3) Standaloneexecutorbackend to Sparkcontext registration.

4) Sparkcontext send the code to standaloneexecutorbackend and build the DAG based on the code.

Encountering an action action generates a job and then generates multiple Stage,stage submitted to TaskScheduler based on the Rdd dependency within the job.

5) Standaloneexecutorbackend Get task information when reporting status call Executor Multithreading execute task, and report to Sparkcontext,

Until the task is complete.

6) After all the tasks are completed, Sparkcontext logs off to master and frees the resources.

Description

Images and content in the article from: Http://www.cnblogs.com/shishanyuan

Basic instructions for Spark

Contact Us

The content source of this page is from Internet, which doesn't represent Alibaba Cloud's opinion; products and services mentioned on that page don't have any relationship with Alibaba Cloud. If the content of the page makes you feel confusing, please write us an email, we will handle the problem within 5 days after receiving your email.

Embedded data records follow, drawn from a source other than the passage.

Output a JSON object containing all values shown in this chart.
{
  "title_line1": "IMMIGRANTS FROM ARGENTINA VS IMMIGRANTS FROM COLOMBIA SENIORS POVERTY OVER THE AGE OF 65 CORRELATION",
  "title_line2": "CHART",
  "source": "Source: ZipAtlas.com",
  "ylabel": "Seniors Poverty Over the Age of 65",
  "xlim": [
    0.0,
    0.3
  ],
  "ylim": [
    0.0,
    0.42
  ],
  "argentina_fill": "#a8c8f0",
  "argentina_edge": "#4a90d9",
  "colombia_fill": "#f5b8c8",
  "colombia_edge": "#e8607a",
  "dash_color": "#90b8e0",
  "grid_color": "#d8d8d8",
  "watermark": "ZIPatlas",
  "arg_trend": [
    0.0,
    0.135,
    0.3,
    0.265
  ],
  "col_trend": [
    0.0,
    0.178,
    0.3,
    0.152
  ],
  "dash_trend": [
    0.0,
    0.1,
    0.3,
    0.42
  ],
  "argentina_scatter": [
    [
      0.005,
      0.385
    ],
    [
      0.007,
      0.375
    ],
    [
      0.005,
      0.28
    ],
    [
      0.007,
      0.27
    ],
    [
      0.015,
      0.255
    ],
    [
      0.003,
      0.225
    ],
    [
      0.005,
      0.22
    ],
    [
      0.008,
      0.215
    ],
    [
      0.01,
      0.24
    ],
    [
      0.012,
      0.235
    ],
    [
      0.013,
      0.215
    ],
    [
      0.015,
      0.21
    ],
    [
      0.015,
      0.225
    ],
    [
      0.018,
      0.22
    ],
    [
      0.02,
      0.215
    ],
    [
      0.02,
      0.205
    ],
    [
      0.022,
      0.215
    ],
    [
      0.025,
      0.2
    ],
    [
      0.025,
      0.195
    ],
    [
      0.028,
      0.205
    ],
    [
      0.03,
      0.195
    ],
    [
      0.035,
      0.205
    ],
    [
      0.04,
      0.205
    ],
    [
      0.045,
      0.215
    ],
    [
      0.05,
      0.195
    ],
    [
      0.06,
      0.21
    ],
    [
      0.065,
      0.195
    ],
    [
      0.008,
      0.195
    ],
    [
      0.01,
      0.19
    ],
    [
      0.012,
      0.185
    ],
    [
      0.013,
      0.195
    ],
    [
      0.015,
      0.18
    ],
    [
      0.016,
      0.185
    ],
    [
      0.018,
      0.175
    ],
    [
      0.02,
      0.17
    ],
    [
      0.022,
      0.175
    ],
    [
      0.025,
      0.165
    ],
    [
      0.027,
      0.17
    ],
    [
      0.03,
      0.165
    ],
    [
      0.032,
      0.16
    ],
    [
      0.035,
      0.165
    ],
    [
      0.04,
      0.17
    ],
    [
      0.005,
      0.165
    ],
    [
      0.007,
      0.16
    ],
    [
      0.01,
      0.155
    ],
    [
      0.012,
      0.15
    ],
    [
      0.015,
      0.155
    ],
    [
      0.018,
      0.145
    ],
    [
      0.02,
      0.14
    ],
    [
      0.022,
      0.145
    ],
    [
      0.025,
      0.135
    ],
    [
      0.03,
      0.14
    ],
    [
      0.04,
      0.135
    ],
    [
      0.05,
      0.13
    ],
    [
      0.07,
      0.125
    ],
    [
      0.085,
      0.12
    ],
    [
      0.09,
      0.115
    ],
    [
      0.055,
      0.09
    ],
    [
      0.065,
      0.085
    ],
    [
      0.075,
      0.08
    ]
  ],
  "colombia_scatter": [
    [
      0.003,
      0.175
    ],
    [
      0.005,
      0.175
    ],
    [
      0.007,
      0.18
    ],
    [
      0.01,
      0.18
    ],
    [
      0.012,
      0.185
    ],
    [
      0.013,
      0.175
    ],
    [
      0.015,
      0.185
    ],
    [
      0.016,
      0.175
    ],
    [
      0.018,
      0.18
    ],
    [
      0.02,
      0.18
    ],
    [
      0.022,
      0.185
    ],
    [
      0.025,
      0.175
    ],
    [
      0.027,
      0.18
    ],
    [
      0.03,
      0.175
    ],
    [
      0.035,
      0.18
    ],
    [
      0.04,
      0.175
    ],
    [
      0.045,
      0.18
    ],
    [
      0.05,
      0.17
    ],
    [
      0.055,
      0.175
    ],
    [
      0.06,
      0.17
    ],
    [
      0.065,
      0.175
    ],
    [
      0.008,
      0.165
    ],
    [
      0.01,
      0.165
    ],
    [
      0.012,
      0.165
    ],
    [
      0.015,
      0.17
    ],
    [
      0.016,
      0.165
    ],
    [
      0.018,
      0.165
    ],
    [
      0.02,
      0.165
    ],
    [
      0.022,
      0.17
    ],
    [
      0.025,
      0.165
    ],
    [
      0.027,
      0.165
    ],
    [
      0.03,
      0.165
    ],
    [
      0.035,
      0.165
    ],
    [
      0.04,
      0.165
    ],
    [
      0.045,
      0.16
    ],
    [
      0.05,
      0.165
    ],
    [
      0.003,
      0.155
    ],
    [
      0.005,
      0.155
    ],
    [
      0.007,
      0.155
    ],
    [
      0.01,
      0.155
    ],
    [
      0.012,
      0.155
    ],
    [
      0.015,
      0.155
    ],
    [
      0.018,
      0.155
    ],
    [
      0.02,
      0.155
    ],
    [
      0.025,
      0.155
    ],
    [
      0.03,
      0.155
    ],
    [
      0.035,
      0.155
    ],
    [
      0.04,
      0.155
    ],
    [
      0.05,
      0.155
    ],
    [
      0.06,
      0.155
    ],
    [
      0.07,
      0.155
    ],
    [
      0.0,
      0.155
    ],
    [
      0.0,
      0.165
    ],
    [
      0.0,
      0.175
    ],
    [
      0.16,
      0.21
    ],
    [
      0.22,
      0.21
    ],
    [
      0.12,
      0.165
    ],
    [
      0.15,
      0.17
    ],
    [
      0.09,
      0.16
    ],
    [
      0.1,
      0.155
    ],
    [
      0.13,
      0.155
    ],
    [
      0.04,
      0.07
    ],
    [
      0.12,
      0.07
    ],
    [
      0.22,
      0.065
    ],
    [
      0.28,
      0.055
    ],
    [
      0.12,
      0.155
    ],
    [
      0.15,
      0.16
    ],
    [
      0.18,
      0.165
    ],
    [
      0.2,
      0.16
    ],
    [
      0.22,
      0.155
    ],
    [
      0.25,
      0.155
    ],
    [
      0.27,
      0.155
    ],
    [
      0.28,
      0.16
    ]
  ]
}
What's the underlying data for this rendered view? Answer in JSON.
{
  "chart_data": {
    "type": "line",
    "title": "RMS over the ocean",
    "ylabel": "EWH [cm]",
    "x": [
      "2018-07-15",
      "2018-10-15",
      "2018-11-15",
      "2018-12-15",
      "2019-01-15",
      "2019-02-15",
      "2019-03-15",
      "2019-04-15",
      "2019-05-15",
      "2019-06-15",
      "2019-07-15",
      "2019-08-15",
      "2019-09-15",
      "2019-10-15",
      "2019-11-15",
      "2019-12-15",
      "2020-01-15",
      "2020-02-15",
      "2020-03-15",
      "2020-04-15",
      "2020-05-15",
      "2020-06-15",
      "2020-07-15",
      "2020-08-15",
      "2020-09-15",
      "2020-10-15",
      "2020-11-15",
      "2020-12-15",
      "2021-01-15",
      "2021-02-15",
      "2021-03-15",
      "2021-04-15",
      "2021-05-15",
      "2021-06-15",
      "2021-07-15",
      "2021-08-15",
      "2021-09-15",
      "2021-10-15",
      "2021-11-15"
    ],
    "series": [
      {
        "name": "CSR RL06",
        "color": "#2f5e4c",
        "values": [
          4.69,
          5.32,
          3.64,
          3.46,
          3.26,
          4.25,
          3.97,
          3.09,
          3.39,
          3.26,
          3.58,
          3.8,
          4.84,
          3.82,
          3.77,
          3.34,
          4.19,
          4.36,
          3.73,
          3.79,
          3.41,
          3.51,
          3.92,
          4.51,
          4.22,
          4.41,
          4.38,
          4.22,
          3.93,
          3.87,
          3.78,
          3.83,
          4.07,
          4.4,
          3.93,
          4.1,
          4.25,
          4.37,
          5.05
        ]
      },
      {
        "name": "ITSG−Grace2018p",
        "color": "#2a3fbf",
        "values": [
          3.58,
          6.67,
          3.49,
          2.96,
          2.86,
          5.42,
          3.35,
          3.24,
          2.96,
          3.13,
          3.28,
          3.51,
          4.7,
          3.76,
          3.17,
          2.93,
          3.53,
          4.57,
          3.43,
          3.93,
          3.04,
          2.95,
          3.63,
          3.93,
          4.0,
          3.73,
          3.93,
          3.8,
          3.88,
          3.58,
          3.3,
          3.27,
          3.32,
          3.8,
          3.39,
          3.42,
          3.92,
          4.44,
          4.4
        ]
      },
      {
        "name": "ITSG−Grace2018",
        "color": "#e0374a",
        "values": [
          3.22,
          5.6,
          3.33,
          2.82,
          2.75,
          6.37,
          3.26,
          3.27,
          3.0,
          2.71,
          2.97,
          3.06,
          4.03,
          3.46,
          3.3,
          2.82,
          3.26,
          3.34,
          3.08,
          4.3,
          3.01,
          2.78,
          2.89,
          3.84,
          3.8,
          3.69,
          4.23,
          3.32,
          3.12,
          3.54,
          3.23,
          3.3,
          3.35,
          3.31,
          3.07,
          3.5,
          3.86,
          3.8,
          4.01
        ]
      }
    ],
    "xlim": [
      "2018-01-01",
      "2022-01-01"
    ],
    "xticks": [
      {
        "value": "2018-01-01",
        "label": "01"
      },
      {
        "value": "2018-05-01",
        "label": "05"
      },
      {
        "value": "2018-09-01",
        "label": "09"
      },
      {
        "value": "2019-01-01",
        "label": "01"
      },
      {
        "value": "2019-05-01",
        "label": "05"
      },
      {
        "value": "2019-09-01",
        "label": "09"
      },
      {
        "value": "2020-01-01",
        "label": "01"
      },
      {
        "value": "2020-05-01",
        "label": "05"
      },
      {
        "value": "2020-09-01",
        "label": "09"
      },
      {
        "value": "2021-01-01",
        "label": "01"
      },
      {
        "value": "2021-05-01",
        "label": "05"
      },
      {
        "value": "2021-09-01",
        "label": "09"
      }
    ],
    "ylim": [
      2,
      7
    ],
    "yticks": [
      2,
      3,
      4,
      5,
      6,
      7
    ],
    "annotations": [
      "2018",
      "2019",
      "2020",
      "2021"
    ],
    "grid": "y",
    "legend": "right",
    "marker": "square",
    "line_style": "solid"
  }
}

If you find any instances of plagiarism from the community, please send an email to: info-contact@alibabacloud.com and provide relevant evidence. A staff member will contact you within 5 working days.

A Free Trial That Lets You Build Big!

Start building with 50+ products and up to 12 months usage for Elastic Compute Service

  • Sales Support

    1 on 1 presale consultation

  • After-Sales Support

    24/7 Technical Support 6 Free Tickets per Quarter Faster Response

  • Alibaba Cloud offers highly flexible support services tailored to meet your exact needs.